Better machine, worse performance

How severe does this issue affect your experience of using Ray?

  • High: It blocks me to complete my task.


I have a VDS (virtual dedicated server with 24 logical cores) and have rented a completely dedicated server (say DS) (with 64 logical cores) newly. And I’ve faced a really bad performance in my code although DS resources are way better than those of VDS. To confirm the issue, I’ve tested the simple code below:

import time
import random
import ray


def do_some_work(x):
    time.sleep(random.uniform(0, 10) / 100)
    return x

def process_incremental(sum, result):
    return sum + result

start = time.time()
result_ids = [do_some_work.remote(x) for x in range(10000)]
sum = 0
while len(result_ids):
    done_id, result_ids = ray.wait(result_ids)
    sum = process_incremental(sum, ray.get(done_id[0]))
print("duration =", time.time() - start, "\nresult = ", sum)

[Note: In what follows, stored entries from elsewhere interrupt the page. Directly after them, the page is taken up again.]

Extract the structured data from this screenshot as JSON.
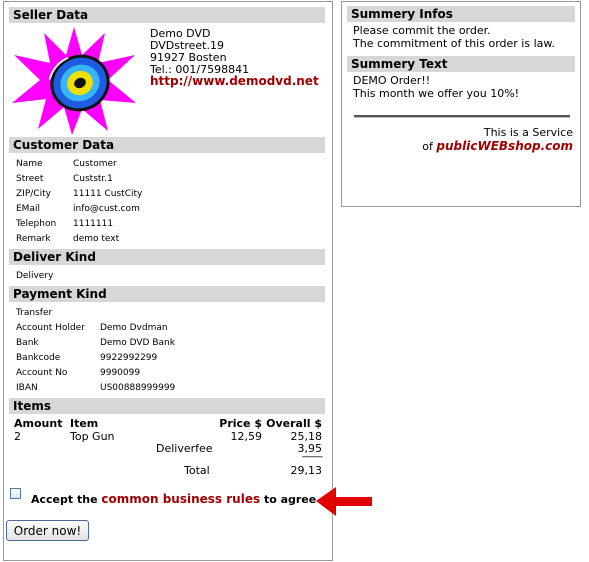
{
  "seller": {
    "header": "Seller Data",
    "lines": [
      "Demo DVD",
      "DVDstreet.19",
      "91927 Bosten",
      "Tel.: 001/7598841"
    ],
    "url": "http://www.demodvd.net"
  },
  "customer": {
    "header": "Customer Data",
    "rows": [
      {
        "label": "Name",
        "value": "Customer"
      },
      {
        "label": "Street",
        "value": "Custstr.1"
      },
      {
        "label": "ZIP/City",
        "value": "11111 CustCity"
      },
      {
        "label": "EMail",
        "value": "info@cust.com"
      },
      {
        "label": "Telephon",
        "value": "1111111"
      },
      {
        "label": "Remark",
        "value": "demo text"
      }
    ]
  },
  "delivery": {
    "header": "Deliver Kind",
    "value": "Delivery"
  },
  "payment": {
    "header": "Payment Kind",
    "kind": "Transfer",
    "rows": [
      {
        "label": "Account Holder",
        "value": "Demo Dvdman"
      },
      {
        "label": "Bank",
        "value": "Demo DVD Bank"
      },
      {
        "label": "Bankcode",
        "value": "9922992299"
      },
      {
        "label": "Account No",
        "value": "9990099"
      },
      {
        "label": "IBAN",
        "value": "US00888999999"
      }
    ]
  },
  "items": {
    "header": "Items",
    "col_amount": "Amount",
    "col_item": "Item",
    "col_price": "Price $",
    "col_overall": "Overall $",
    "rows": [
      {
        "amount": "2",
        "item": "Top Gun",
        "price": "12,59",
        "overall": "25,18"
      }
    ],
    "deliverfee_label": "Deliverfee",
    "deliverfee_value": "3,95",
    "separator": "---------",
    "total_label": "Total",
    "total_value": "29,13"
  },
  "agree": {
    "prefix": "Accept the",
    "link": "common business rules",
    "suffix": "to agree"
  },
  "order_button": "Order now!",
  "summary": {
    "header": "Summery Infos",
    "line1": "Please commit the order.",
    "line2": "The commitment of this order is law."
  },
  "summary_text": {
    "header": "Summery Text",
    "line1": "DEMO Order!!",
    "line2": "This month we offer you 10%!"
  },
  "service": {
    "line1": "This is a Service",
    "of": "of",
    "brand": "publicWEBshop.com"
  },
  "colors": {
    "accent": "#a00000",
    "bar": "#d7d7d7",
    "arrow": "#e00000",
    "logo_star": "#ff00ff"
  }
}
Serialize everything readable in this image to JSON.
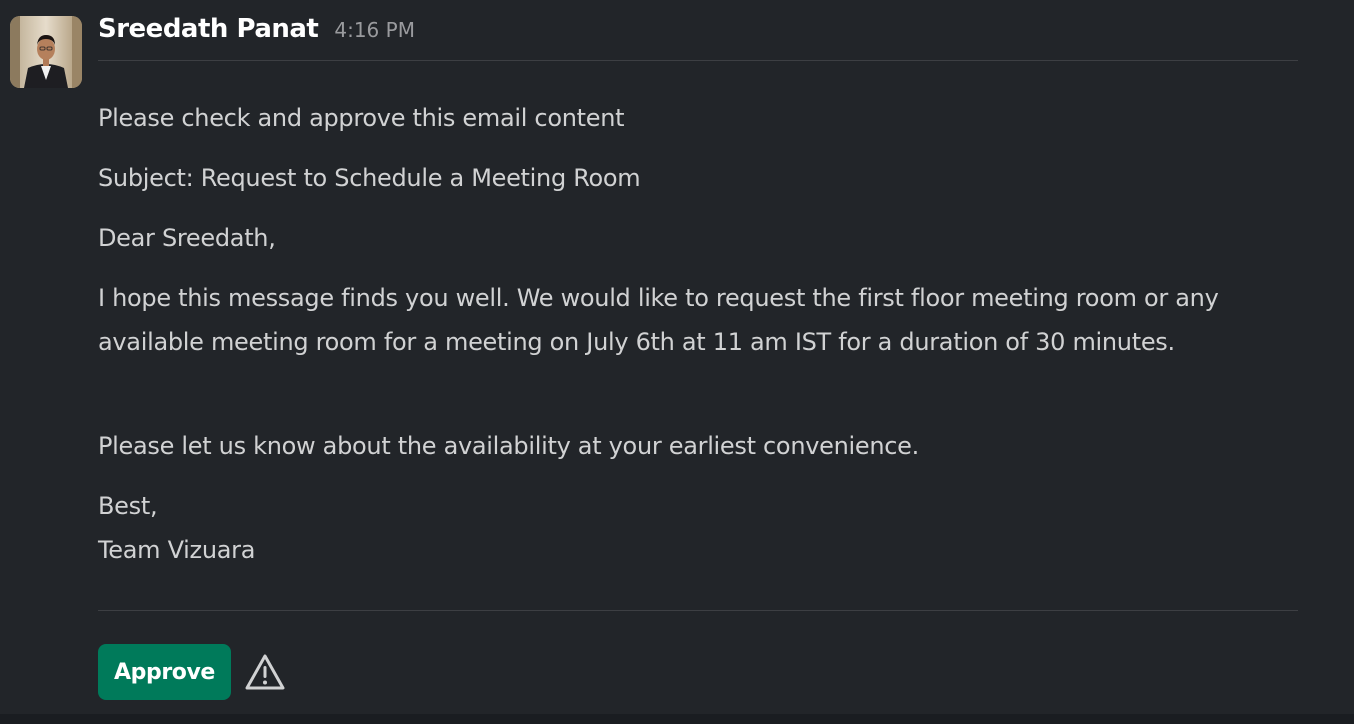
{
  "message": {
    "sender": "Sreedath Panat",
    "timestamp": "4:16 PM",
    "avatar_icon": "user-avatar-photo",
    "paragraphs": {
      "intro": "Please check and approve this email content",
      "subject": "Subject: Request to Schedule a Meeting Room",
      "greeting": "Dear Sreedath,",
      "body": "I hope this message finds you well. We would like to request the first floor meeting room or any available meeting room for a meeting on July 6th at 11 am IST for a duration of 30 minutes.",
      "availability": "Please let us know about the availability at your earliest convenience.",
      "signoff": "Best,",
      "signature": "Team Vizuara"
    }
  },
  "actions": {
    "approve_label": "Approve",
    "warning_icon": "warning-triangle-icon"
  },
  "colors": {
    "background": "#222529",
    "approve_button": "#007a5a",
    "text": "#d1d2d3",
    "sender": "#ffffff",
    "timestamp": "#9a9b9e"
  }
}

This code runs as expected. VDS finishes it in ~21.5 seconds. DS finishes it in ~8.5 seconds. Do you have any idea why my code (~6 sec in VDS but ~40 sec in DS) shows worse performance in better machine although the code above runs as expected? I would ask the VDS and DS provider (same company, Contabo) about this issue but once the code above runs as expected, this may be meaningless.

Thanks for the help.

One possibility is that there might be unexpected thrashing if the code you are running is using multiple threads each, so more parallelization doesn’t help and just causes more contention. Sometimes setting the environment variable OMP_NUM_THREADS=1 or similar helps with this issue.

It could also be that somehow the code is just slower on some machine (what happens if you ray.init(num_cpus=8) on both machines to run with fixed parallelism?)